Urban Mobility Workshop 2018 – Public Debates

18 September 2018

The Urban Mobility Public Debate explored how new technologies could open up an exciting range of opportunities in which the infrastructure of movement and the architecture of buildings can physically merge together.

The Urban Mobility Public Debate, moderated by Tim Stonor, gathered a selection of members from the academic body to provide a wider scope on new visions for urban mobility.

Norman Foster introduced this series of debates by emphasising today’s revolution in transport, and how cities will dramatically transform in the near future in combination with artificial intelligence. Following Foster’s words, Stonor described a paradox of the digital age.
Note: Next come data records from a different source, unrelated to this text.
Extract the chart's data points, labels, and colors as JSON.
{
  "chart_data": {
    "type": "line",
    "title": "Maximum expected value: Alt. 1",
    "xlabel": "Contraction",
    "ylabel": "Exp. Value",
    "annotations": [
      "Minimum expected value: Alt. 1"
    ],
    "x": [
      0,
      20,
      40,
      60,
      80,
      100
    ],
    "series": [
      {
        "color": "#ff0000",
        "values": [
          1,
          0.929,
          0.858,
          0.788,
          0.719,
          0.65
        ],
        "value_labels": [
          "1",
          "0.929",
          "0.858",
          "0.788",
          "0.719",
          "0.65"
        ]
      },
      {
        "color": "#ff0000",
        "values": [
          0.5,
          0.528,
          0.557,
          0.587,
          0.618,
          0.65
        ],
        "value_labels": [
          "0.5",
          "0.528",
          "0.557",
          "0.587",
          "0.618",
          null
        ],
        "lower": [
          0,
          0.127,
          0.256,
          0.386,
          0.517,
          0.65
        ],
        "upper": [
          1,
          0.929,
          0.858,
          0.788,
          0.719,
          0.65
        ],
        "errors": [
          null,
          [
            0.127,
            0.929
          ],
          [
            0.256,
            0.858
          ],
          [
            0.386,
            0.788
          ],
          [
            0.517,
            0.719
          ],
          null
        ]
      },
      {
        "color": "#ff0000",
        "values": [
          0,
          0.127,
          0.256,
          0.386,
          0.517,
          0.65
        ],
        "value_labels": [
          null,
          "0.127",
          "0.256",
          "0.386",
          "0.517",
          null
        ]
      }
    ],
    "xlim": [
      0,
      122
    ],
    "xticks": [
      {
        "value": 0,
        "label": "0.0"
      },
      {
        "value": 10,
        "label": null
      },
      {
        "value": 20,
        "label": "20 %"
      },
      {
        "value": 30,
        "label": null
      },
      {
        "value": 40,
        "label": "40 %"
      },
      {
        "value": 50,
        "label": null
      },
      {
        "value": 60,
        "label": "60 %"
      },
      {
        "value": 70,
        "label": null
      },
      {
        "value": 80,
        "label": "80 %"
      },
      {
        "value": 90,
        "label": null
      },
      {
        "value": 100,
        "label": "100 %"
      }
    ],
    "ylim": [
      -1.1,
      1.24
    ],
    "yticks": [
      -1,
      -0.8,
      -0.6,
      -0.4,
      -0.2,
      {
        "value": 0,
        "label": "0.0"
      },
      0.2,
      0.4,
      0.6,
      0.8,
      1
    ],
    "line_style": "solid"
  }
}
The physical world can now be explored in depth from a static position while, at the same time, evolving technology measures migration and population movement to new levels of accuracy.

With a vision reflecting on social impact, Alfredo Brillembourg highlighted eight concepts emphasising how architecture can cause change in a community. He underlined the importance of connectivity between the different areas of cities.

Bringing policy-making issues to the fore, Tilly Chang talked about her work as an Executive Director of the San Francisco County Transportation Authority. On the other hand, Carlo Ratti reflected on the future, enquiring on how we can quantify and classify what happens today and what seems to come from tomorrow.

Where Tilly Chang had suggested dividing cities with less infrastructure, Brillembourg emphasised the relevance of not expanding cities, but encouraging growth patterns to be ‘recycled, reused, rethought and relived’. Ratti, developing his fellow participants’ arguments, and Brillembourg’s in particular, reasoned that greater efforts must be made for reusing (and especially better using) resources to promote greater sociability and equality. To conclude, Carlo Ratti and Tilly Chang considered how technology can provide a new range of opportunities through the infrastructure of movement and the architecture of buildings.

Participants: Alfredo Brillembourg, Tilly Chang, Norman Foster, Carlo Ratti and Tim Stonor.